One central research and transfer topic for the Campus to World project is the development and assessment of chemical sensors and procedures for detecting hazardous substances in various scenarios. This can include explosives, drugs and/or other toxic industrial chemicals, as well as improvised explosive devices (IEDs). H-BRS is working closely with businesses and national security authorities in this field.
H-BRS institutes have modern trace analysis and detection systems and procedures to tackle scientific challenges.
Laser detection of explosives
Classic analysis procedures only work to a limited extent if an IED is so densely packed that no traces can escape. Therefore, we are developing a mobile laser cutting and drilling procedure to identify CBRNE (chemical, biological, radiological, nuclear and explosive) agents in complex packaging. The aim is to develop a robot that can open suspicious objects, such as luggage, without contact, i.e. remote-controlled, and can laser-scan the contents for hazardous substances.

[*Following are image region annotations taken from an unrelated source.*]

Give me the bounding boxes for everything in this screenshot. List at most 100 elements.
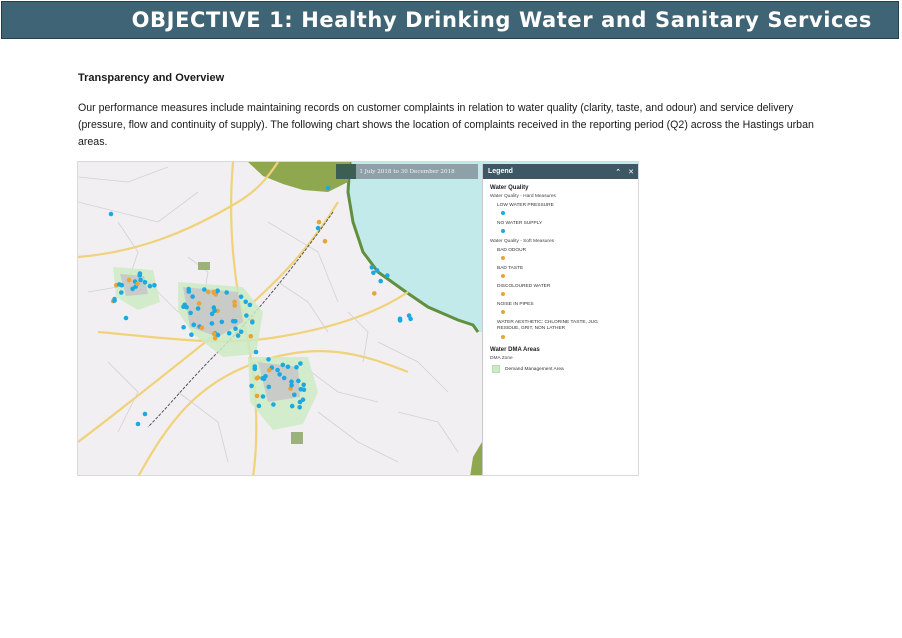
complaint-marker[interactable] xyxy=(253,349,259,355)
complaint-marker[interactable] xyxy=(378,278,384,284)
complaint-marker[interactable] xyxy=(226,330,232,336)
legend-item-demand-management: Demand Management Area xyxy=(492,365,638,373)
complaint-marker[interactable] xyxy=(108,211,114,217)
complaint-marker[interactable] xyxy=(195,306,201,311)
complaint-marker[interactable] xyxy=(247,302,253,308)
complaint-marker[interactable] xyxy=(263,374,268,379)
complaint-marker[interactable] xyxy=(285,364,291,370)
complaint-marker[interactable] xyxy=(186,289,192,294)
complaint-marker[interactable] xyxy=(135,421,141,427)
complaint-marker[interactable] xyxy=(123,315,129,321)
complaint-marker[interactable] xyxy=(188,310,193,316)
soft-measure-dot-icon xyxy=(501,335,505,339)
chevron-up-icon[interactable]: ⌃ xyxy=(615,168,621,176)
close-icon[interactable]: ✕ xyxy=(628,168,634,176)
complaint-marker[interactable] xyxy=(211,331,217,337)
complaint-marker[interactable] xyxy=(232,303,237,308)
complaint-marker[interactable] xyxy=(117,282,122,287)
complaint-marker[interactable] xyxy=(249,383,254,389)
complaint-marker[interactable] xyxy=(281,375,287,381)
complaint-marker[interactable] xyxy=(238,294,244,300)
complaint-marker[interactable] xyxy=(244,313,249,318)
legend-item-bad-taste: BAD TASTE xyxy=(497,266,524,271)
complaint-marker[interactable] xyxy=(126,277,132,283)
complaint-marker[interactable] xyxy=(385,273,390,278)
complaint-marker[interactable] xyxy=(190,294,195,299)
complaint-marker[interactable] xyxy=(267,367,272,373)
complaint-marker[interactable] xyxy=(260,394,266,399)
complaint-marker[interactable] xyxy=(147,283,153,289)
complaint-marker[interactable] xyxy=(298,361,303,366)
complaint-marker[interactable] xyxy=(119,290,124,295)
complaint-marker[interactable] xyxy=(250,320,255,325)
complaints-map[interactable]: 1 July 2018 to 30 December 2018 Legend ⌃… xyxy=(77,161,639,476)
complaint-marker[interactable] xyxy=(219,319,225,325)
complaint-marker[interactable] xyxy=(212,336,218,341)
date-range-label: 1 July 2018 to 30 December 2018 xyxy=(359,168,455,175)
legend-item-water-aesthetic: WATER AESTHETIC: CHLORINE TASTE, JUG RES… xyxy=(497,320,598,331)
complaint-marker[interactable] xyxy=(235,333,241,338)
complaint-marker[interactable] xyxy=(408,316,413,322)
complaint-marker[interactable] xyxy=(138,277,143,283)
complaint-marker[interactable] xyxy=(152,283,157,288)
complaint-marker[interactable] xyxy=(238,329,244,335)
complaint-marker[interactable] xyxy=(205,289,211,295)
complaint-marker[interactable] xyxy=(315,225,321,231)
hard-measure-dot-icon xyxy=(501,211,505,215)
complaint-marker[interactable] xyxy=(142,411,148,417)
complaint-marker[interactable] xyxy=(142,280,148,285)
complaint-marker[interactable] xyxy=(289,403,295,409)
complaint-marker[interactable] xyxy=(189,332,194,337)
complaint-marker[interactable] xyxy=(254,393,260,399)
legend-item-bad-odour: BAD ODOUR xyxy=(497,248,527,253)
complaint-marker[interactable] xyxy=(209,321,215,326)
legend-body: Water Quality Water Quality - Hard Measu… xyxy=(483,179,638,373)
complaint-marker[interactable] xyxy=(316,219,322,225)
complaint-marker[interactable] xyxy=(211,289,217,295)
legend-item-noise-in-pipes: NOISE IN PIPES xyxy=(497,302,534,307)
complaint-marker[interactable] xyxy=(211,305,217,310)
complaint-marker[interactable] xyxy=(266,357,271,362)
complaint-marker[interactable] xyxy=(112,298,117,303)
complaint-marker[interactable] xyxy=(371,270,376,276)
complaint-marker[interactable] xyxy=(196,301,202,306)
complaint-marker[interactable] xyxy=(369,265,375,270)
complaint-marker[interactable] xyxy=(397,318,403,323)
complaint-marker[interactable] xyxy=(199,325,205,331)
complaint-marker[interactable] xyxy=(301,382,306,388)
complaint-marker[interactable] xyxy=(275,367,280,373)
complaint-marker[interactable] xyxy=(289,383,294,388)
complaint-marker[interactable] xyxy=(191,322,197,328)
complaint-marker[interactable] xyxy=(233,326,238,331)
complaint-marker[interactable] xyxy=(277,372,282,377)
objective-title: OBJECTIVE 1: Healthy Drinking Water and … xyxy=(131,8,872,32)
complaint-marker[interactable] xyxy=(325,185,331,191)
complaint-marker[interactable] xyxy=(301,387,307,392)
complaint-marker[interactable] xyxy=(280,362,286,368)
complaint-marker[interactable] xyxy=(224,290,229,295)
complaint-marker[interactable] xyxy=(372,291,377,296)
complaint-marker[interactable] xyxy=(135,281,140,287)
complaint-marker[interactable] xyxy=(297,405,302,410)
complaint-marker[interactable] xyxy=(209,311,215,317)
complaint-marker[interactable] xyxy=(248,333,254,339)
soft-measure-dot-icon xyxy=(501,310,505,314)
complaint-marker[interactable] xyxy=(184,304,189,310)
legend-subheading-hard: Water Quality - Hard Measures xyxy=(490,194,556,199)
complaint-marker[interactable] xyxy=(256,403,262,409)
complaint-marker[interactable] xyxy=(252,366,258,372)
complaint-marker[interactable] xyxy=(296,378,301,384)
complaint-marker[interactable] xyxy=(271,402,276,407)
complaint-marker[interactable] xyxy=(322,238,328,244)
complaint-marker[interactable] xyxy=(292,392,297,398)
legend-subheading-dma: DMA Zone xyxy=(490,356,513,361)
complaint-marker[interactable] xyxy=(181,325,186,330)
complaint-marker[interactable] xyxy=(243,299,248,305)
complaint-marker[interactable] xyxy=(294,365,299,370)
complaint-marker[interactable] xyxy=(230,318,236,324)
complaint-marker[interactable] xyxy=(137,273,142,278)
complaint-marker[interactable] xyxy=(266,384,272,390)
complaint-marker[interactable] xyxy=(255,375,261,380)
complaint-marker[interactable] xyxy=(202,287,207,292)
complaint-marker[interactable] xyxy=(297,399,303,405)
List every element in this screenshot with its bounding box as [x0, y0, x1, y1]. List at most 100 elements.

Innovative technologies detect invasive pests
Another area of research is the development of innovative technologies for the detection of invasive pests, such as the Asian longhorned beetle (Anoplophora glabripennis, ALB for short). Highly sensitive analytic devices can identify this quarantine pest in all stages of development inside its vital host tree.
A procedure was developed under the Campus to World project that allows enriching volatile substances on a carrier medium. The carriers can then be tested for relevant markers using either special chromatography devices or specially trained sniffer dogs. If the infestation is confirmed, large-scale clearing of surrounding deciduous trees is often necessary. The procedure also allows significant improvements in the training of sniffer dogs, since carriers can be loaded with the relevant volatile substances. This prevents changes in smell due to degeneration and complies with legal quarantine regulations. This sampling procedure is also used in other areas, for example, to improve detection of listed species.